The algorithm continues to add weak learners to the ensemble until a stopping criterion is met, such as reaching a maximum number of iterations, achieving a minimum improvement in the loss function, or reaching a maximum depth for the weak learners.

## Question - 7
ans - 

Constructing the mathematical intuition behind the Gradient Boosting algorithm involves understanding the underlying principles of gradient descent optimization, the concept of residuals, and the additive nature of the ensemble model. Here are the key steps involved in building the mathematical intuition of Gradient Boosting:

## 1. Loss Function:

* Start with a defined loss function that measures the discrepancy between the actual target values and the predictions made by the model.

* For regression problems, the loss function could be mean squared error (MSE), while for classification problems, it could be cross-entropy loss.

## 2. Gradient Descent Optimization:

* Understand the concept of gradient descent, which is an optimization algorithm used to minimize the loss function.

* Gradient descent iteratively updates the model parameters (weights) in the direction that reduces the loss function the most.

* Calculate the gradient of the loss function with respect to the model predictions to determine the direction of steepest descent.


## 3. Residuals:

* Define the residuals as the differences between the actual target values and the predictions made by the current model.

* Residuals represent the errors or discrepancies in the predictions that the model has not yet captured.


## 4. Weak Learners:

* Introduce the concept of weak learners, which are simple models (e.g., decision trees) that perform slightly better than random guessing.

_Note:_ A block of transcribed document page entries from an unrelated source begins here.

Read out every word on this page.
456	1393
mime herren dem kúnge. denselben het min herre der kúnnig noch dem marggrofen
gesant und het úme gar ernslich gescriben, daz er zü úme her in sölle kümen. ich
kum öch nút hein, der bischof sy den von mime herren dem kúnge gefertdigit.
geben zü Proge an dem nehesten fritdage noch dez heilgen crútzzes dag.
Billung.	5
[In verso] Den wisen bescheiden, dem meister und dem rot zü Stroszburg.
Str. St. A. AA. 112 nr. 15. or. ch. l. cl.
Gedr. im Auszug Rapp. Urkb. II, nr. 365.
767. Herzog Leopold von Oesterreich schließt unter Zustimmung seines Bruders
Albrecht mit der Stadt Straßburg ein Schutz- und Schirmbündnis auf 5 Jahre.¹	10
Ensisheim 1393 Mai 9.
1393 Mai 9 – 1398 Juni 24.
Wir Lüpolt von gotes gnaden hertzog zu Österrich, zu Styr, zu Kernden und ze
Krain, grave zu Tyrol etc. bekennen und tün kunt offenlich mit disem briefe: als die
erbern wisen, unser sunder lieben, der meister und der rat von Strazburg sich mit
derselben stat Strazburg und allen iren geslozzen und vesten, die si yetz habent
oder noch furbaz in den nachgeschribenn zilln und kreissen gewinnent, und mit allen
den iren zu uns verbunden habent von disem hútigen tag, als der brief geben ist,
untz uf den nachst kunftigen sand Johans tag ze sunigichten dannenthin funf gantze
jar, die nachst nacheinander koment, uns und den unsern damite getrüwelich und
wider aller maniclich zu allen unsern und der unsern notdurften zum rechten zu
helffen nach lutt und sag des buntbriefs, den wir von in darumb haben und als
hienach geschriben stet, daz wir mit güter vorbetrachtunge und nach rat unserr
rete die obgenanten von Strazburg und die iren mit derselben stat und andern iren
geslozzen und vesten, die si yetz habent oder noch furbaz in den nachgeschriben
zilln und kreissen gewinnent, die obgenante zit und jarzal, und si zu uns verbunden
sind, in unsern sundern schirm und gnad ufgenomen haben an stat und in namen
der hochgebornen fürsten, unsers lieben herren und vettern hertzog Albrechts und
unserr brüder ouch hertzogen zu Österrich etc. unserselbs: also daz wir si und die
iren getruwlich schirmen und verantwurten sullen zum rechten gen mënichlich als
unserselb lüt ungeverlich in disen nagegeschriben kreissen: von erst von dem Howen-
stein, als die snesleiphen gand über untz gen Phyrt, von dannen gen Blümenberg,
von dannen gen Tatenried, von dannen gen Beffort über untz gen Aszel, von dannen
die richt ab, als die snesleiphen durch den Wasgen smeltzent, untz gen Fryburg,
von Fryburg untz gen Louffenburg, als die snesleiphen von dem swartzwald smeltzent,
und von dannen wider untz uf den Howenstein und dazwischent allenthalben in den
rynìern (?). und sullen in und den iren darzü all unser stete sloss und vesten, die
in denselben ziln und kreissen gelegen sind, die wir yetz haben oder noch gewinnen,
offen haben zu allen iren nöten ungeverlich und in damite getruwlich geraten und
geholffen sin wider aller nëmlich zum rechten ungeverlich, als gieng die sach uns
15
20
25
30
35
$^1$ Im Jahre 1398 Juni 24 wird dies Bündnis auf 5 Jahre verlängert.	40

* Each weak learner is trained to predict the residuals of the current model rather than the original target values.

* Weak learners focus on capturing the remaining patterns in the data that were not captured by the previous models.


## 5. Additive Model:

* Understand that Gradient Boosting constructs an ensemble model by sequentially adding weak learners to the ensemble.

* Each weak learner contributes a small amount to the overall prediction, and the contributions are weighted by a learning rate parameter.

* The predictions of the ensemble model are the sum of the predictions made by all the individual weak learners.

## 6. Gradient Boosting Algorithm:

* Combine the concepts of gradient descent optimization, residuals, weak learners, and additive model to formulate the Gradient Boosting algorithm.

* At each iteration, calculate the negative gradient of the loss function with respect to the predictions made by the current ensemble model.

* Fit a new weak learner to the negative gradient (residuals), effectively moving the model in the direction that minimizes the loss.

## 7. Regularization:

* Consider the incorporation of regularization techniques in Gradient Boosting to prevent overfitting and improve model generalization.

* Regularization techniques may include shrinkage (learning rate), limiting the complexity of weak learners, and adding constraints on the model parameters.